Sweet-toothed microbe tapped for power

A whip-tailed bacterium wrenches electrons from sugars so effectively that researchers have harnessed the organism to make an extraordinarily efficient fuel cell.

STICKY SWEET. Clinging to a graphite electrode roughly 15 micrometers in diameter, clumps of sugar-munching bacteria shunt electrons from a sweet solution directly into an electric circuit. Lovley and Chaudhuri

As many fuel cells do, this tabletop device includes two membrane-separated chambers, each one containing an electrode immersed in an aqueous solution. To one chamber, Swades K. Chaudhuri and Derek R. Lovley of the University of Massachusetts–Amherst added the bacterium Rhodoferax ferrireducens. The microbes pump more than 80 percent of the glucose’s removable electrons from the chamber’s liquid into an electric circuit, the scientists report in the October Nature Biotechnology.

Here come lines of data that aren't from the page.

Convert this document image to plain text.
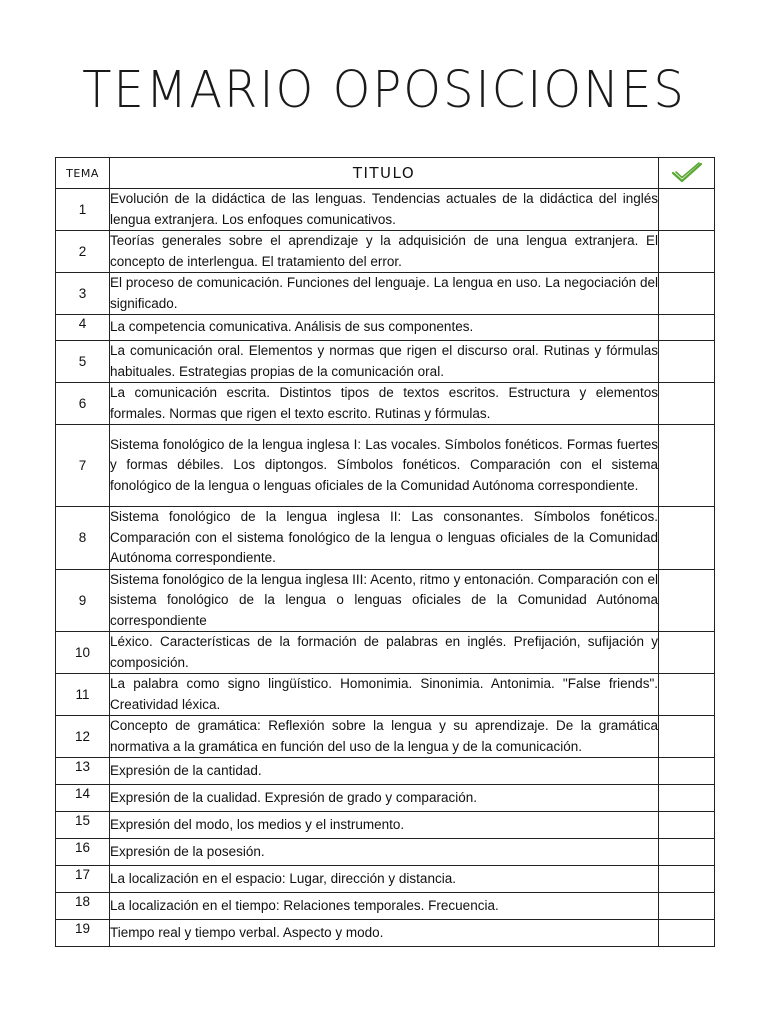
TEMARIO OPOSICIONES
TEMA	TITULO	

1	Evolución de la didáctica de las lenguas. Tendencias actuales de la didáctica del inglés lengua extranjera. Los enfoques comunicativos.	
2	Teorías generales sobre el aprendizaje y la adquisición de una lengua extranjera. El concepto de interlengua. El tratamiento del error.	
3	El proceso de comunicación. Funciones del lenguaje. La lengua en uso. La negociación del significado.	
4	La competencia comunicativa. Análisis de sus componentes.	
5	La comunicación oral. Elementos y normas que rigen el discurso oral. Rutinas y fórmulas habituales. Estrategias propias de la comunicación oral.	
6	La comunicación escrita. Distintos tipos de textos escritos. Estructura y elementos formales. Normas que rigen el texto escrito. Rutinas y fórmulas.	
7	Sistema fonológico de la lengua inglesa I: Las vocales. Símbolos fonéticos. Formas fuertes y formas débiles. Los diptongos. Símbolos fonéticos. Comparación con el sistema fonológico de la lengua o lenguas oficiales de la Comunidad Autónoma correspondiente.	
8	Sistema fonológico de la lengua inglesa II: Las consonantes. Símbolos fonéticos. Comparación con el sistema fonológico de la lengua o lenguas oficiales de la Comunidad Autónoma correspondiente.	
9	Sistema fonológico de la lengua inglesa III: Acento, ritmo y entonación. Comparación con el sistema fonológico de la lengua o lenguas oficiales de la Comunidad Autónoma correspondiente	
10	Léxico. Características de la formación de palabras en inglés. Prefijación, sufijación y composición.	
11	La palabra como signo lingüístico. Homonimia. Sinonimia. Antonimia. "False friends". Creatividad léxica.	
12	Concepto de gramática: Reflexión sobre la lengua y su aprendizaje. De la gramática normativa a la gramática en función del uso de la lengua y de la comunicación.	
13	Expresión de la cantidad.	
14	Expresión de la cualidad. Expresión de grado y comparación.	
15	Expresión del modo, los medios y el instrumento.	
16	Expresión de la posesión.	
17	La localización en el espacio: Lugar, dirección y distancia.	
18	La localización en el tiempo: Relaciones temporales. Frecuencia.	
19	Tiempo real y tiempo verbal. Aspecto y modo.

That process is slow, however, so the new fuel cell generates just enough electricity to run a pocket calculator.

Microbial fuel cells have previously achieved sugar-to-electricity conversion efficiencies of up to 50 percent. However, those performances were attained only by adding so-called mediator compounds that shuttle electrons between the electrode and the microorganisms. Many of those shuttle compounds, which are not needed with R. ferrireducens, are poisonous.

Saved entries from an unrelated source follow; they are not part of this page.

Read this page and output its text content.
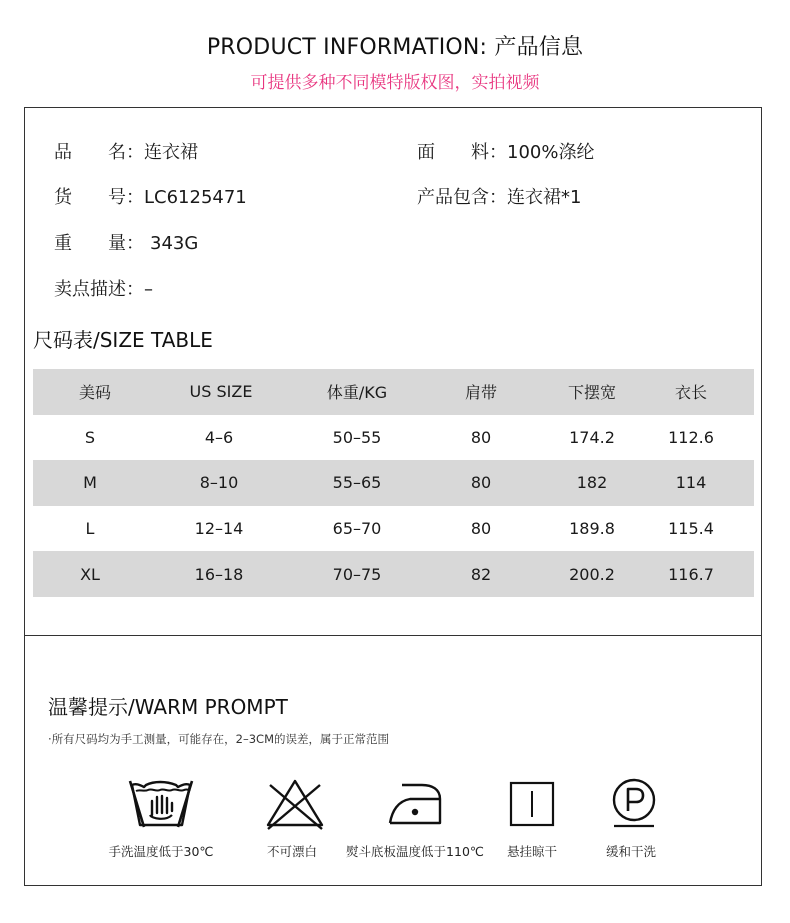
PRODUCT INFORMATION: 产品信息
可提供多种不同模特版权图，实拍视频
品　　名：连衣裙	面　　料：100%涤纶
货　　号：LC6125471	产品包含：连衣裙*1
重　　量： 343G
卖点描述：–
尺码表/SIZE TABLE
美码	US SIZE	体重/KG	肩带	下摆宽	衣长
S	4–6	50–55	80	174.2	112.6
M	8–10	55–65	80	182	114
L	12–14	65–70	80	189.8	115.4
XL	16–18	70–75	82	200.2	116.7
温馨提示/WARM PROMPT
·所有尺码均为手工测量，可能存在，2–3CM的误差，属于正常范围
手洗温度低于30℃	不可漂白 熨斗底板温度低于110℃ 悬挂晾干	缓和干洗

Collaborating with other scientists, Lovley only recently discovered R. ferrireducens and other bacteria that can hand off electrons directly to electrodes (SN: 7/13/02, p. 21: Available to subscribers at Voltage from the Bottom of the Sea: Ooze-dwelling microbes can power electronics). Among those microbes, R. ferrireducens is the first with a sweet tooth, enabling it to exploit the sugars even in potential fuels including grass clippings and crops such as corn, says Lovley.